1. A method for reducing high toxic substances in biochar is characterized by comprising the following specific steps:

(1) drying biomass, and crushing the biomass into biomass powder;

(2) mixing the biomass powder obtained in the step (1) with a metal inhibitor to obtain a mixture, wherein the mass ratio of the metal inhibitor to the biomass powder is 1 (1-500); pyrolyzing the mixture, wherein the pyrolysis temperature is controlled to be 500-800 ℃, and the pyrolysis time is 0.5-8 hours;

2. The method for reducing high toxic substances in the biochar according to claim 1, wherein the biomass in the step (1) is any one or a mixture of more of kitchen waste, edible fungi residues, algae, crop straws, rice hulls, bean residues, rapeseed cakes, biogas residues, sludge or livestock and poultry manure.

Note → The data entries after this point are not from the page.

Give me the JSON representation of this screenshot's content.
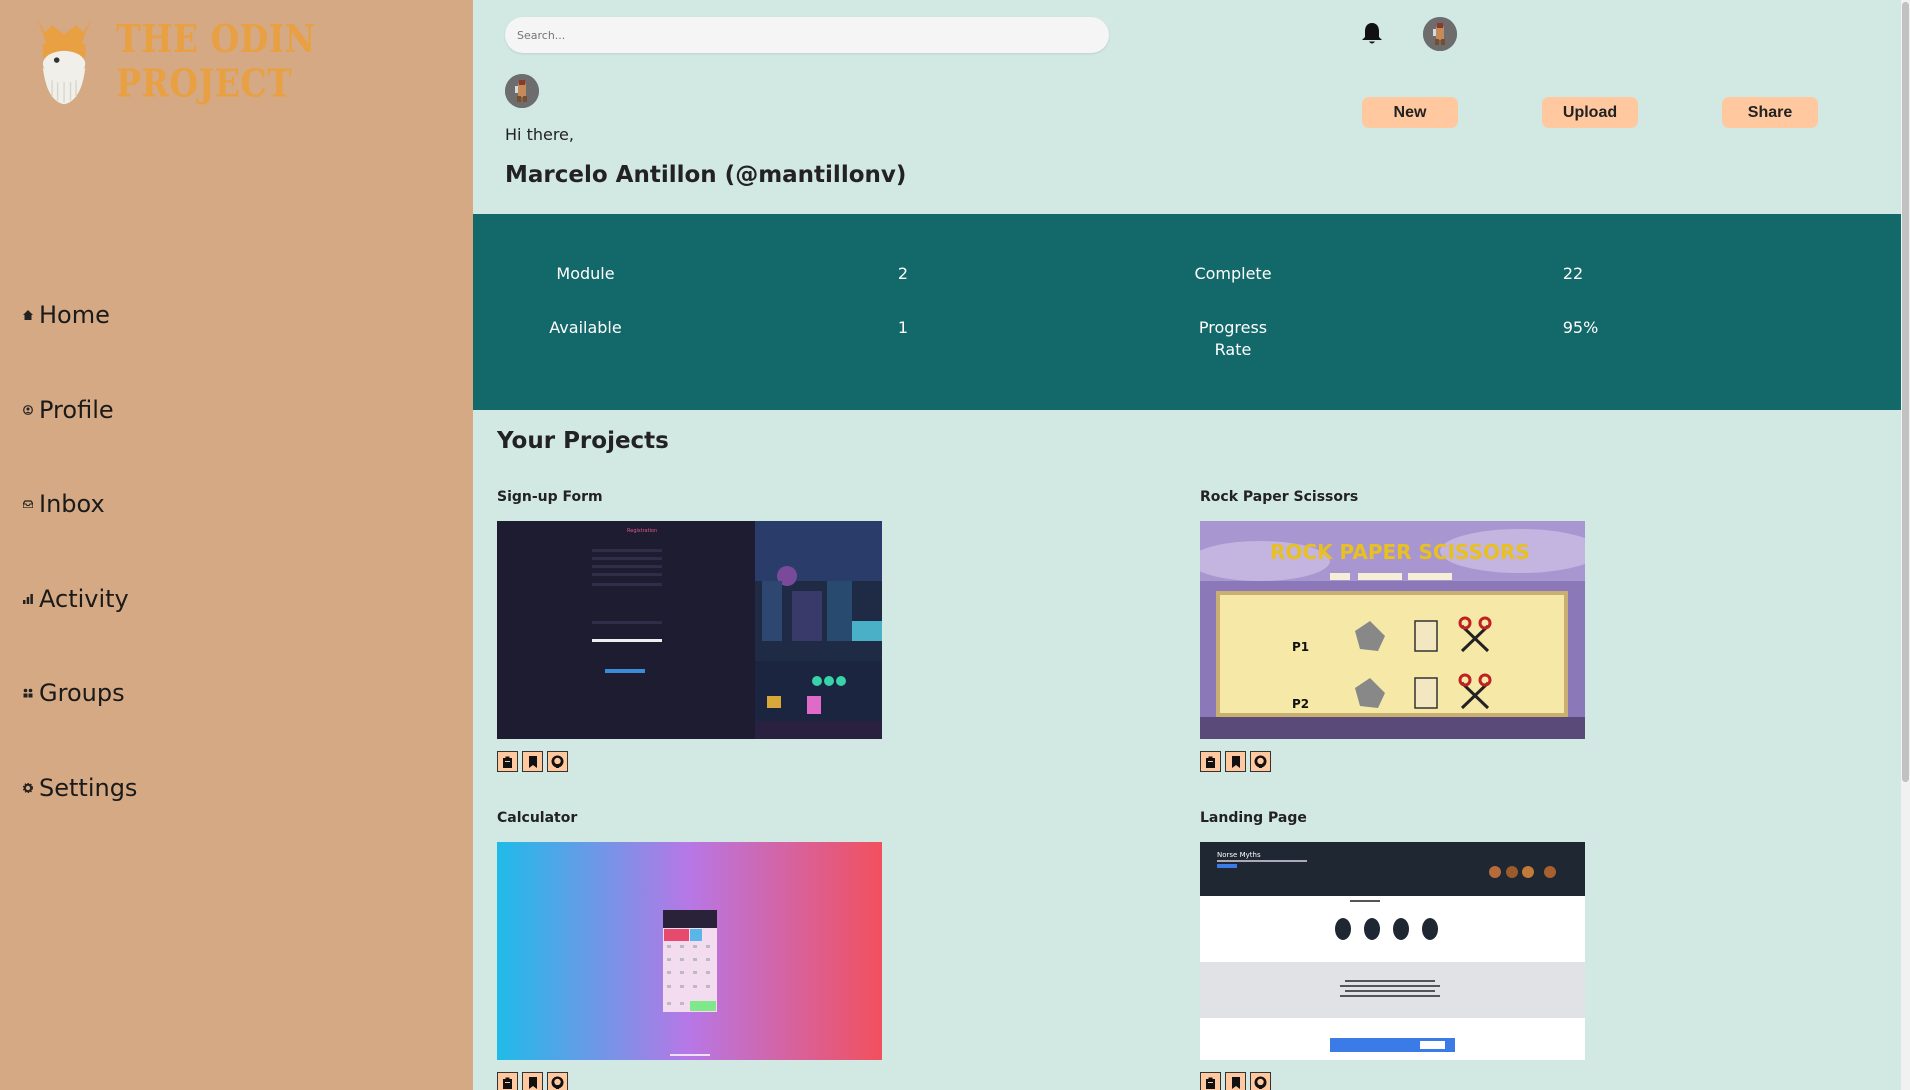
{
  "brand": {
    "name": "THE ODIN PROJECT"
  },
  "sidebar": {
    "items": [
      {
        "label": "Home",
        "icon": "home-icon"
      },
      {
        "label": "Profile",
        "icon": "profile-icon"
      },
      {
        "label": "Inbox",
        "icon": "inbox-icon"
      },
      {
        "label": "Activity",
        "icon": "activity-icon"
      },
      {
        "label": "Groups",
        "icon": "groups-icon"
      },
      {
        "label": "Settings",
        "icon": "settings-icon"
      }
    ]
  },
  "header": {
    "search_placeholder": "Search...",
    "greeting": "Hi there,",
    "user": "Marcelo Antillon (@mantillonv)",
    "buttons": {
      "new": "New",
      "upload": "Upload",
      "share": "Share"
    }
  },
  "stats": {
    "module_label": "Module",
    "module_value": "2",
    "available_label": "Available",
    "available_value": "1",
    "complete_label": "Complete",
    "complete_value": "22",
    "progress_label_1": "Progress",
    "progress_label_2": "Rate",
    "progress_value": "95%"
  },
  "projects": {
    "title": "Your Projects",
    "items": [
      {
        "name": "Sign-up Form"
      },
      {
        "name": "Rock Paper Scissors"
      },
      {
        "name": "Calculator"
      },
      {
        "name": "Landing Page"
      }
    ]
  },
  "colors": {
    "sidebar": "#d4a983",
    "background": "#d2e8e3",
    "stats_band": "#13686a",
    "button": "#ffc89e",
    "brand": "#e8a042"
  }
}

3. The method for reducing high toxicity in biochar according to claim 1, wherein the metal salt inhibitor in step (2) is one or more of metal chloride, metal phosphate, high valence metal oxalate or metal oxide.

4. A method for reducing high toxicity in biochar as claimed in claim 3, characterized in that the metal chloride is FeCl₃，MgCl₂，ZnCl₂，CaCl₂KCl or NaCl, the metal phosphate is K₂HPO₄，Na₂HPO₄，CaHPO₄，Mg₃(PO₄)₂Or FePO₄In any one of the above, the high-valence metal oxalate is MgC₂O₄，CaC₂O₄Or FeC₂O₄Any one of the metal oxides is MgO, CaO, Fe₂O₃Or Fe₃O₄Any of the above.